La industria argentina atraviesa un escenario de fuerte contracción, con pérdida de puestos de trabajo, cierre de empresas y bajos niveles de utilización de la capacidad instalada. Según datos del Centro de Economía Política Argentina (CEPA), entre noviembre de 2023 y mayo de 2026 se destruyeron 97.312 empleos industriales registrados.
En ese período, la cantidad de trabajadores registrados en la industria pasó de 1.215.092 a 1.117.780, lo que representa una reducción del 8%. Al mismo tiempo, desaparecieron 4.020 unidades productivas, una caída del 8,1% en el entramado empresarial del sector.
El informe también contabiliza el cierre de 46 plantas fabriles de importancia durante los últimos tres años. A ese panorama se suma el deterioro financiero de las compañías: la mora industrial se quintuplicó y actualmente afecta a más de 4.000 empresas.
La capacidad instalada quedó por debajo del 60%
Uno de los indicadores que refleja la caída de la actividad es la utilización de la capacidad instalada. En junio de 2026, las fábricas operaron en promedio al 59,1% de su potencial productivo, lo que implica que aproximadamente cuatro de cada diez máquinas permanecieron apagadas.
La situación tuvo un impacto especialmente fuerte en algunos segmentos de la producción. Los sectores de metalmecánica y minerales no metálicos registraron retrocesos superiores al 30%, de acuerdo con los datos relevados.
Entre las causas señaladas aparecen la debilidad del mercado interno, el incremento de las tarifas energéticas y el crecimiento de las importaciones.

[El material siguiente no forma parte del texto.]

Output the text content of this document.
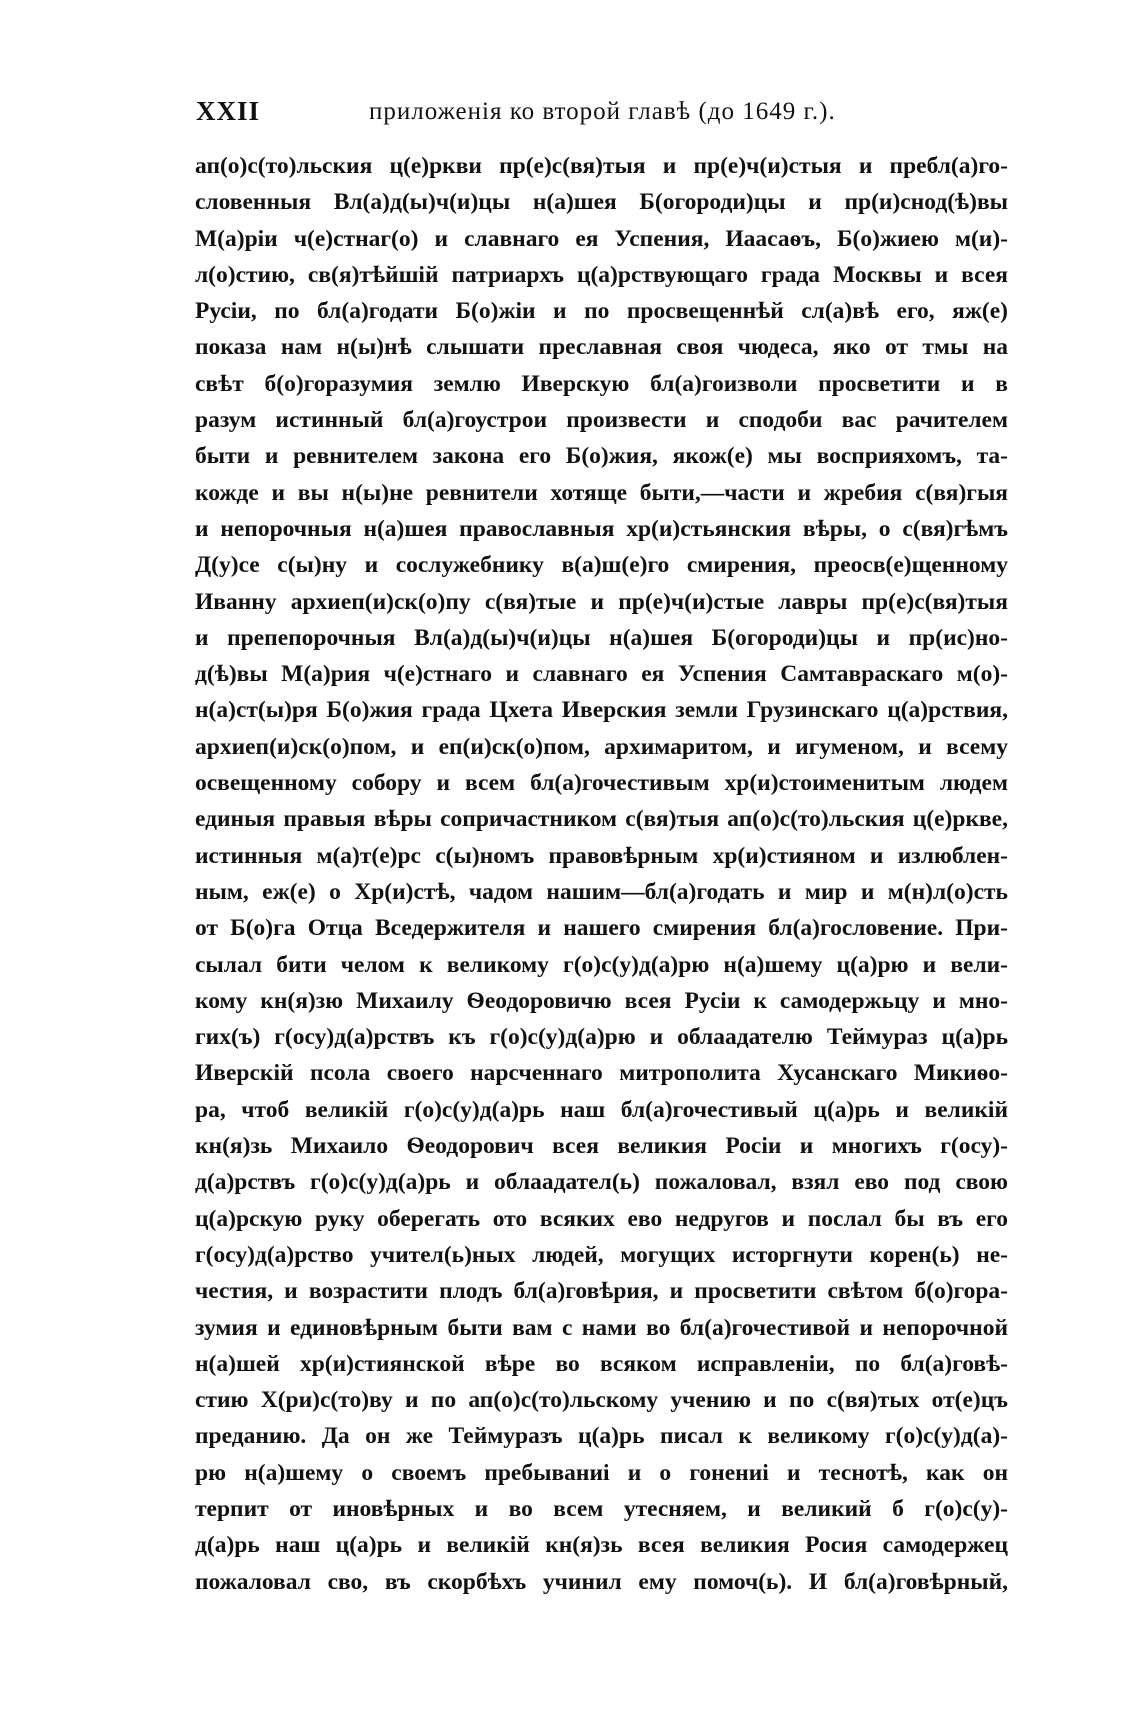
XXII	приложенія ко второй главѣ (до 1649 г.).
ап(о)с(то)льския ц(е)ркви пр(е)с(вя)тыя и пр(е)ч(и)стыя и пребл(а)го-
словенныя Вл(а)д(ы)ч(и)цы н(а)шея Б(огороди)цы и пр(и)снод(ѣ)вы
М(а)рiи ч(е)стнаг(о) и славнаго ея Успения, Иаасаѳъ, Б(о)жиею м(и)-
л(о)стию, св(я)тѣйшiй патриархъ ц(а)рствующаго града Москвы и всея
Русiи, по бл(а)годати Б(о)жiи и по просвещеннѣй сл(а)вѣ его, яж(е)
показа нам н(ы)нѣ слышати преславная своя чюдеса, яко от тмы на
свѣт б(о)горазумия землю Иверскую бл(а)гоизволи просветити и в
разум истинный бл(а)гоустрои произвести и сподоби вас рачителем
быти и ревнителем закона его Б(о)жия, якож(е) мы восприяхомъ, та-
кожде и вы н(ы)не ревнители хотяще быти,—части и жребия с(вя)гыя
и непорочныя н(а)шея православныя хр(и)стьянския вѣры, о с(вя)гѣмъ
Д(у)се с(ы)ну и сослужебнику в(а)ш(е)го смирения, преосв(е)щенному
Иванну архиеп(и)ск(о)пу с(вя)тые и пр(е)ч(и)стые лавры пр(е)с(вя)тыя
и препепорочныя Вл(а)д(ы)ч(и)цы н(а)шея Б(огороди)цы и пр(ис)но-
д(ѣ)вы М(а)рия ч(е)стнаго и славнаго ея Успения Самтавраскаго м(о)-
н(а)ст(ы)ря Б(о)жия града Цхета Иверския земли Грузинскаго ц(а)рствия,
архиеп(и)ск(о)пом, и еп(и)ск(о)пом, архимаритом, и игуменом, и всему
освещенному собору и всем бл(а)гочестивым хр(и)стоименитым людем
единыя правыя вѣры сопричастником с(вя)тыя ап(о)с(то)льския ц(е)ркве,
истинныя м(а)т(е)рс с(ы)номъ правовѣрным хр(и)стияном и излюблен-
ным, еж(е) о Хр(и)стѣ, чадом нашим—бл(а)годать и мир и м(н)л(о)сть
от Б(о)га Отца Вседержителя и нашего смирения бл(а)гословение. При-
сылал бити челом к великому г(о)с(у)д(а)рю н(а)шему ц(а)рю и вели-
кому кн(я)зю Михаилу Ѳеодоровичю всея Русiи к самодержьцу и мно-
гих(ъ) г(осу)д(а)рствъ къ г(о)с(у)д(а)рю и облаадателю Теймураз ц(а)рь
Иверскiй псола своего нарсченнаго митрополита Хусанскаго Микиѳо-
ра, чтоб великiй г(о)с(у)д(а)рь наш бл(а)гочестивый ц(а)рь и великiй
кн(я)зь Михаило Ѳеодорович всея великия Росiи и многихъ г(осу)-
д(а)рствъ г(о)с(у)д(а)рь и облаадател(ь) пожаловал, взял ево под свою
ц(а)рскую руку оберегать ото всяких ево недругов и послал бы въ его
г(осу)д(а)рство учител(ь)ных людей, могущих исторгнути корен(ь) не-
честия, и возрастити плодъ бл(а)говѣрия, и просветити свѣтом б(о)гора-
зумия и единовѣрным быти вам с нами во бл(а)гочестивой и непорочной
н(а)шей хр(и)стиянской вѣре во всяком исправленiи, по бл(а)говѣ-
стию Х(ри)с(то)ву и по ап(о)с(то)льскому учению и по с(вя)тых от(е)цъ
преданию. Да он же Теймуразъ ц(а)рь писал к великому г(о)с(у)д(а)-
рю н(а)шему о своемъ пребываниi и о гонениi и теснотѣ, как он
терпит от иновѣрных и во всем утесняем, и великий б г(о)с(у)-
д(а)рь наш ц(а)рь и великiй кн(я)зь всея великия Росия самодержец
пожаловал сво, въ скорбѣхъ учинил ему помоч(ь). И бл(а)говѣрный,
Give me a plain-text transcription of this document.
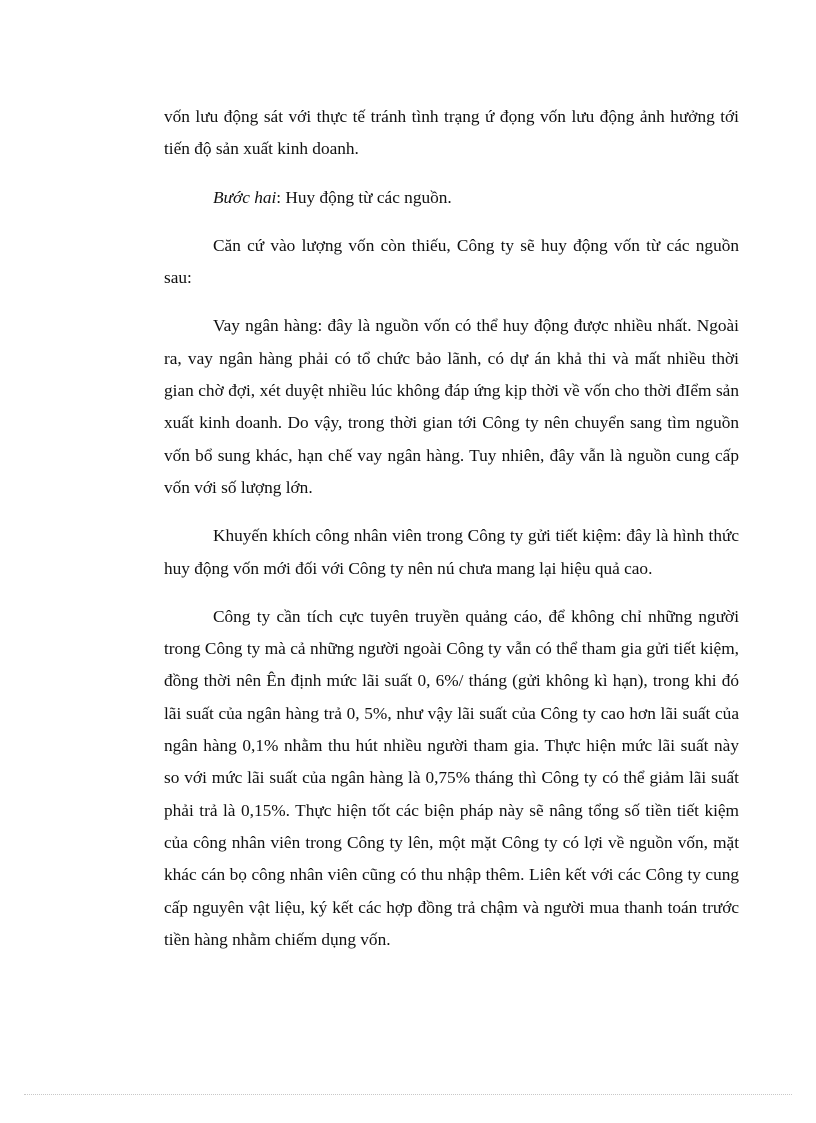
vốn lưu động sát với thực tế tránh tình trạng ứ đọng vốn lưu động ảnh hưởng tới tiến độ sản xuất kinh doanh.

Bước hai: Huy động từ các nguồn.

Căn cứ vào lượng vốn còn thiếu, Công ty sẽ huy động vốn từ các nguồn sau:

Vay ngân hàng: đây là nguồn vốn có thể huy động được nhiều nhất. Ngoài ra, vay ngân hàng phải có tổ chức bảo lãnh, có dự án khả thi và mất nhiều thời gian chờ đợi, xét duyệt nhiều lúc không đáp ứng kịp thời về vốn cho thời đIểm sản xuất kinh doanh. Do vậy, trong thời gian tới Công ty nên chuyển sang tìm nguồn vốn bổ sung khác, hạn chế vay ngân hàng. Tuy nhiên, đây vẫn là nguồn cung cấp vốn với số lượng lớn.

Khuyến khích công nhân viên trong Công ty gửi tiết kiệm: đây là hình thức huy động vốn mới đối với Công ty nên nú chưa mang lại hiệu quả cao.

Công ty cần tích cực tuyên truyền quảng cáo, để không chỉ những người trong Công ty mà cả những người ngoài Công ty vẫn có thể tham gia gửi tiết kiệm, đồng thời nên Ên định mức lãi suất 0, 6%/ tháng (gửi không kì hạn), trong khi đó lãi suất của ngân hàng trả 0, 5%, như vậy lãi suất của Công ty cao hơn lãi suất của ngân hàng 0,1% nhằm thu hút nhiều người tham gia. Thực hiện mức lãi suất này so với mức lãi suất của ngân hàng là 0,75% tháng thì Công ty có thể giảm lãi suất phải trả là 0,15%. Thực hiện tốt các biện pháp này sẽ nâng tổng số tiền tiết kiệm của công nhân viên trong Công ty lên, một mặt Công ty có lợi về nguồn vốn, mặt khác cán bọ công nhân viên cũng có thu nhập thêm. Liên kết với các Công ty cung cấp nguyên vật liệu, ký kết các hợp đồng trả chậm và người mua thanh toán trước tiền hàng nhằm chiếm dụng vốn.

Tanto el informe como la Unión Industrial Argentina (UIA) vinculan parte del deterioro con una “apertura no planificada” de las compras externas.
Importaciones y mercado interno, entre los factores señalados
De acuerdo con los datos presentados, los bienes finales importados llegaron a representar el 45,5% en los sectores más afectados. Esa mayor presencia de productos del exterior coincidió con una demanda interna debilitada, lo que aumentó la presión sobre las empresas manufactureras.
El deterioro de la actividad también comenzó a reflejarse con mayor intensidad en la conflictividad laboral. Entre enero y agosto de 2026 se relevaron 180 casos vinculados con despidos, suspensiones, cierres de plantas y quiebras.
Las pymes concentraron más de la mitad de esos episodios. Los casos se distribuyeron entre diferentes ramas industriales y alcanzaron a empresas metalúrgicas, textiles, alimenticias, papeleras y forestales.
Cierres, despidos y suspensiones en distintas provincias
En el sector metalúrgico, José Cascasi y Cía. cerró su planta ubicada en Tigre, mientras que Metalfor despidió al 70% de su personal en Córdoba.
En la industria textil, Will Der cerró dos plantas y desvinculó a 120 trabajadores, mientras que Fisipa ingresó en concurso preventivo. También se registraron problemas en el sector alimenticio: Granja Tres Arroyos paralizó una planta en la provincia de Buenos Aires, con 270 puestos de trabajo en riesgo.
La situación se extendió además a la actividad forestal. Linor SRL cerró sus operaciones en Misiones, mientras que Forestal Tapebicuá paralizó su planta en Corrientes, donde quedaron comprometidos más de 500 empleos.
Argentina, entre los países con mayor caída industrial
El retroceso de la producción manufacturera también aparece reflejado en la comparación internacional incluida en los datos del informe. Entre 2023 y 2025, la industria argentina acumuló una caída del 7,9%.
Ese desempeño ubicó al país entre los de mayor contracción industrial a nivel global durante el período analizado. Según el relevamiento, solamente Hungría registró una evolución más negativa.
La comparación regional mostró un escenario diferente. Mientras la producción industrial argentina retrocedió, países como Brasil, Chile, Perú y Uruguay registraron crecimiento, profundizando la diferencia en el desempeño manufacturero de la Argentina respecto de otras economías de la región.